Image-1Noah Syndergaard made his Major League debut last year for the New York Mets and made an immediate impact (3.24 ERA and 9.96 K/9). While his 9-7 record may not have been overly impressive, there were signs this was only the beginning. Now, Syndergaard has multiple National League player of the week awards and is one of the more reliable hurlers in the game.

But not every pitcher lives up to predictions. How can someone better determine which pitchers will become successful the following season? One of the more intriguing presentations concerning the future of baseball predictions involved creating a pitcher projection system based upon Pitch F/X (to read the paper and/or watch the presentation, click
here). The traditional ways to gauge a successful pitcher do not always perform well when forecasting how he'll do the following year. According to this research, if next season's Earned Run Average (or Runs Averaged/9 innings) is regressed onto one of these traditional metrics, here are the following R^2:

Metric R^2
K% 0.67
SIERA 0.52
xFIP 0.46
BB% 0.45
FIP 0.35
HR% 0.18
ERA 0.14
BABIP 0.04

Strikeout percentage is the most successful traditional metric when determining future success. Here are the top ten pitchers in K% in 2015:

  1. Clayton Kershaw (33.82%)
  2. Chris Sale (32.08%)
  3. Max Scherzer (30.7%)
  4. Carlos Carrasco (29.59%)
  5. Chris Archer (29.03%)
  6. Corey Kluber (27.65%)
  7. Jacob deGrom (27.03%)
  8. Jake Arrieta (27.13%)
  9. Madison Bumgarner (26.93%)
  10. Francisco Liriano (26.52%)

MLB is through 1/4 of the 2016 season. As it stands, here are the top ten pitchers in K% this year:

  1. Jose Fernandez (35.9%)
  2. Clayton Kershaw (33.7%)
  3. Noah Syndergaard (32.6%)
  4. Max Scherzer (31.5%)
  5. Stephen Strasburg (30.9%)
  6. Danny Salazar (30.3%)
  7. David Price (29.4%)
  8. Vincent Velasquez (28.8%)
  9. Drew Smyly (28.4%)
  10. Drew Pomeranz (28.3%)

While many on the 2015 list currently rank just outside of the top ten this year, it shows two things: the difficulty of predicting pitcher success given any traditional metric and it shows just how consistently dominant Clayton Kershaw and Max Scherzer really are.

This paper discussed combining the aforementioned statistics with Arsenal/Zone rating. This metric uses PitchF/X data which tracks the speed, movement and placement of every pitch relative to the strike zone.
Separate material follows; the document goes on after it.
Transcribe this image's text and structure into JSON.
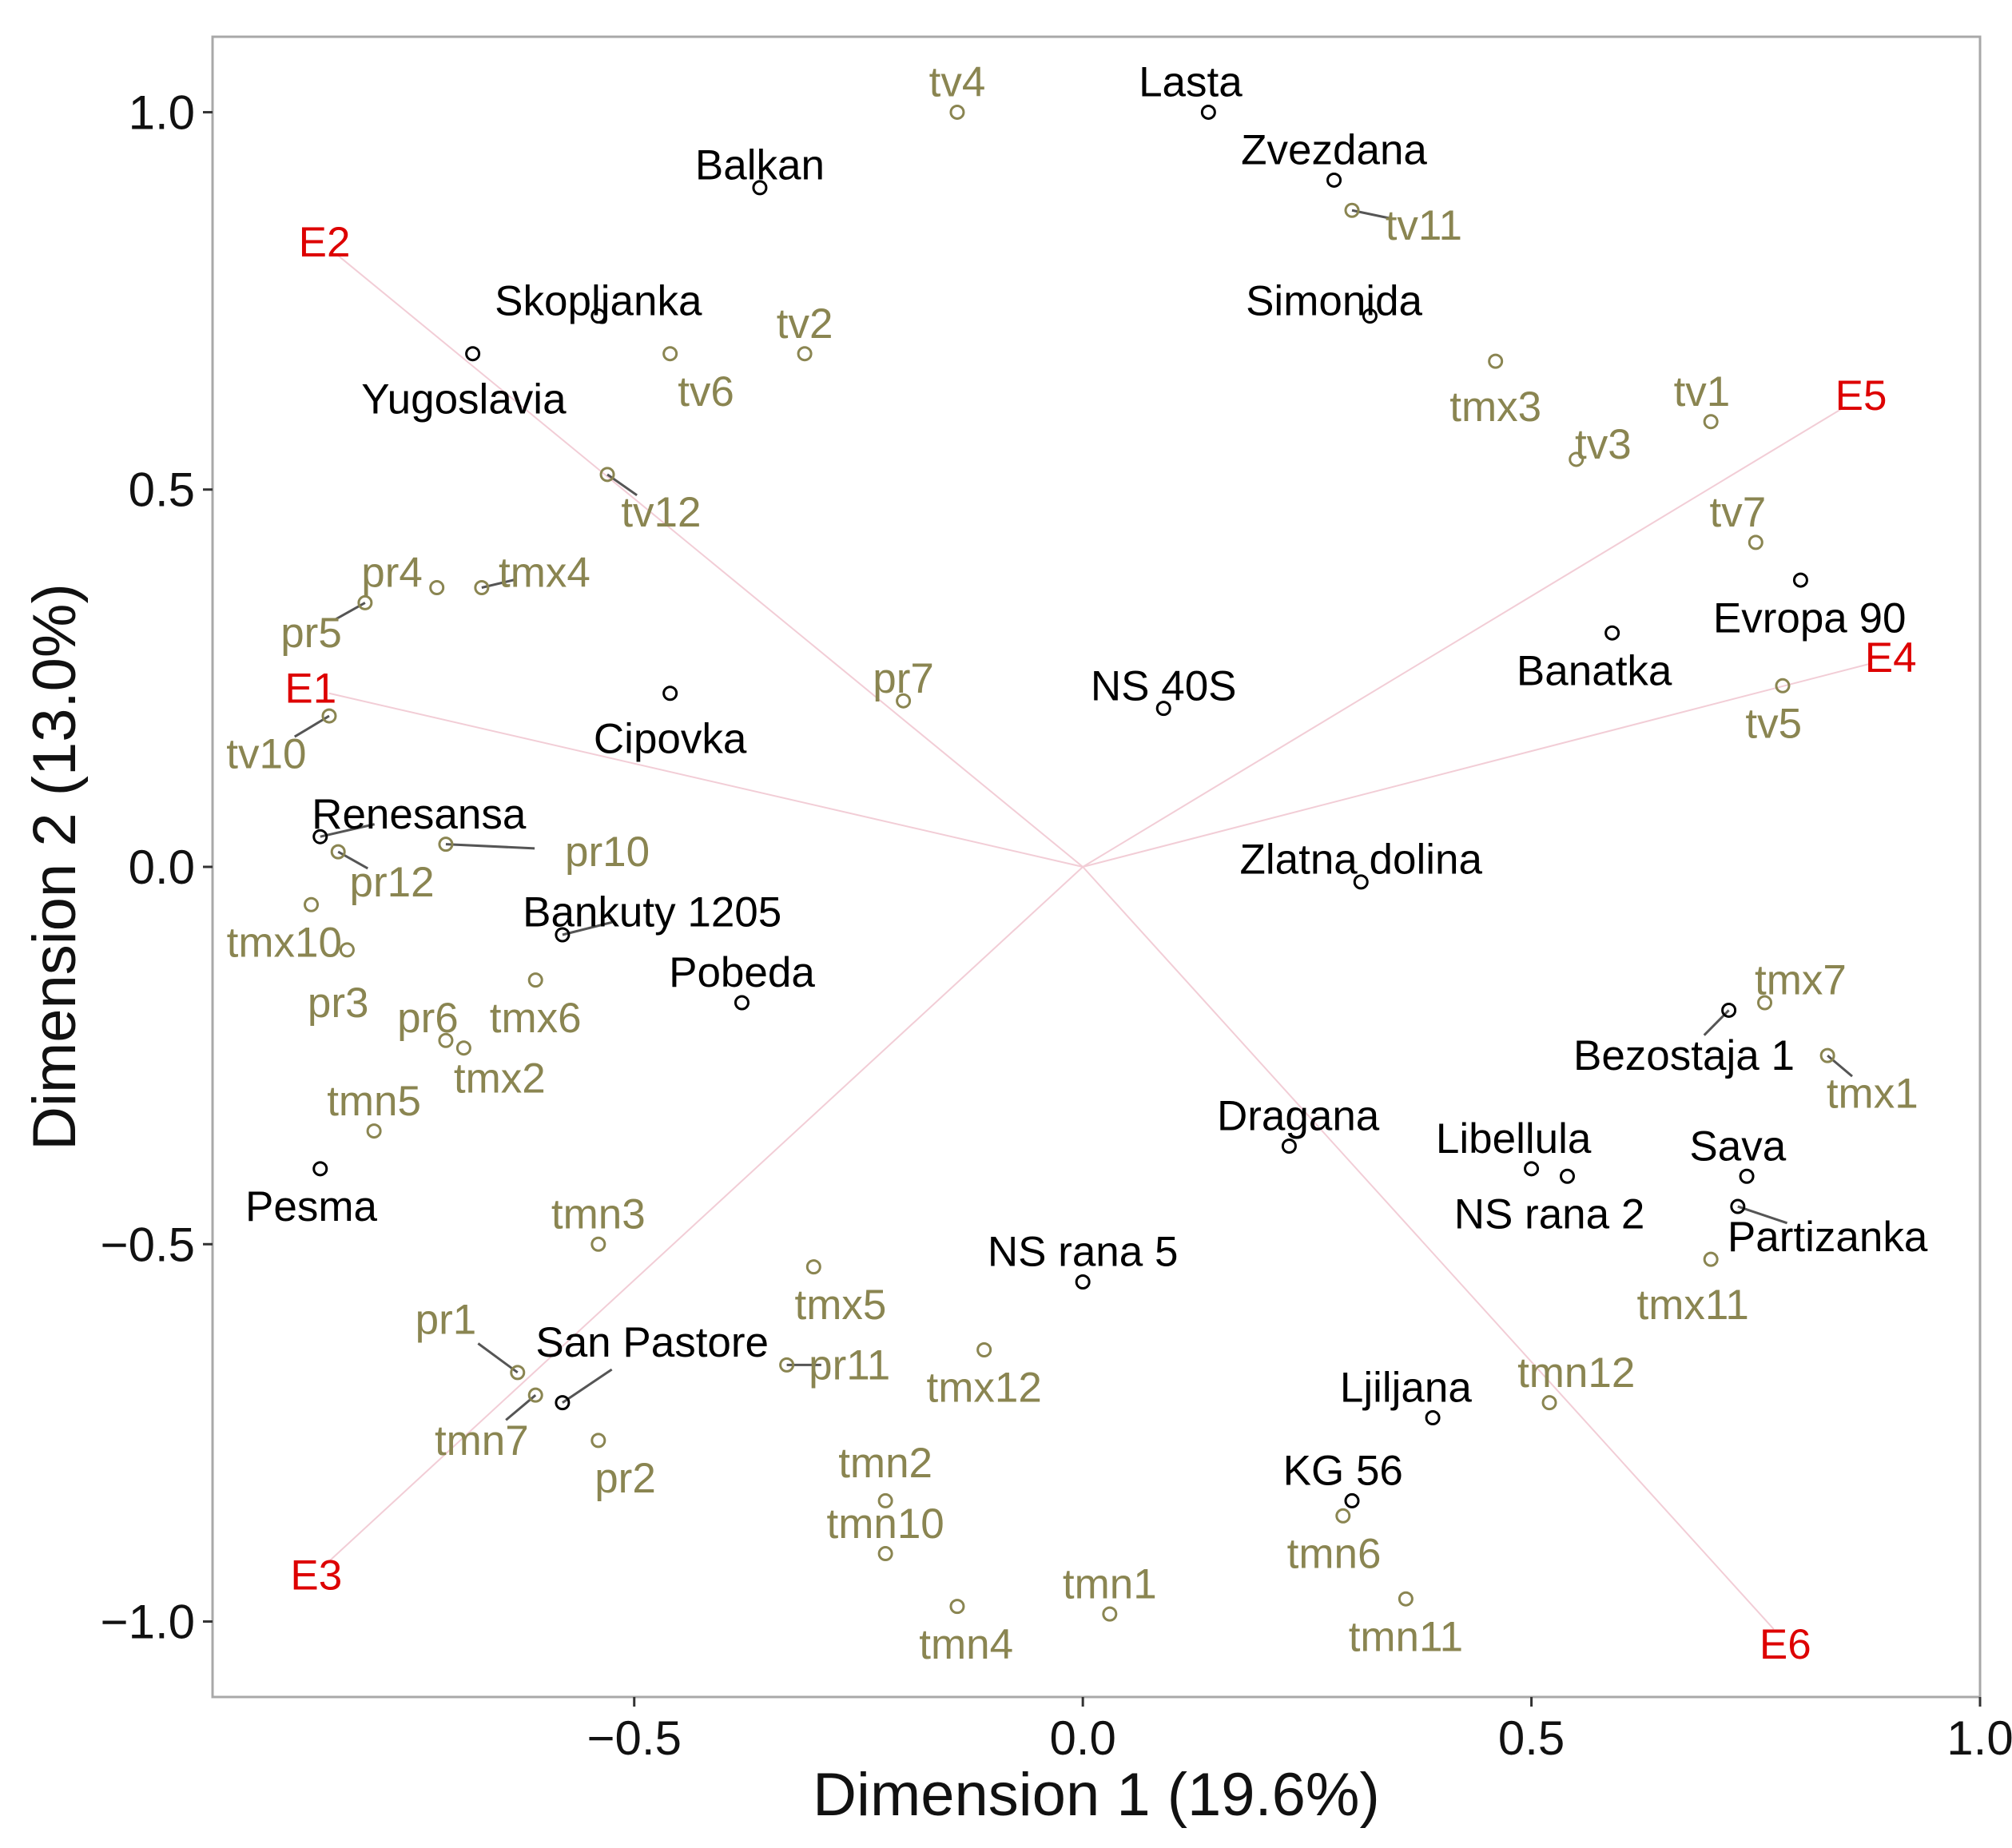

The idea is, with more data about the specifics of each pitch a pitcher throws, the pitch sequence and which pitches are most sustainable over time, it will be easier to predict success the following season.

Data scientists should always be careful about having too much data because of overfitting. In other words, too much data and too many variables mean watering down the prediction to where it is hard to find actual trends that are meaningful. Still, this is an intriguing paper and hopefully this Arsenal/Zone rating can be more readily available to baseball fans but in an easily digestible way.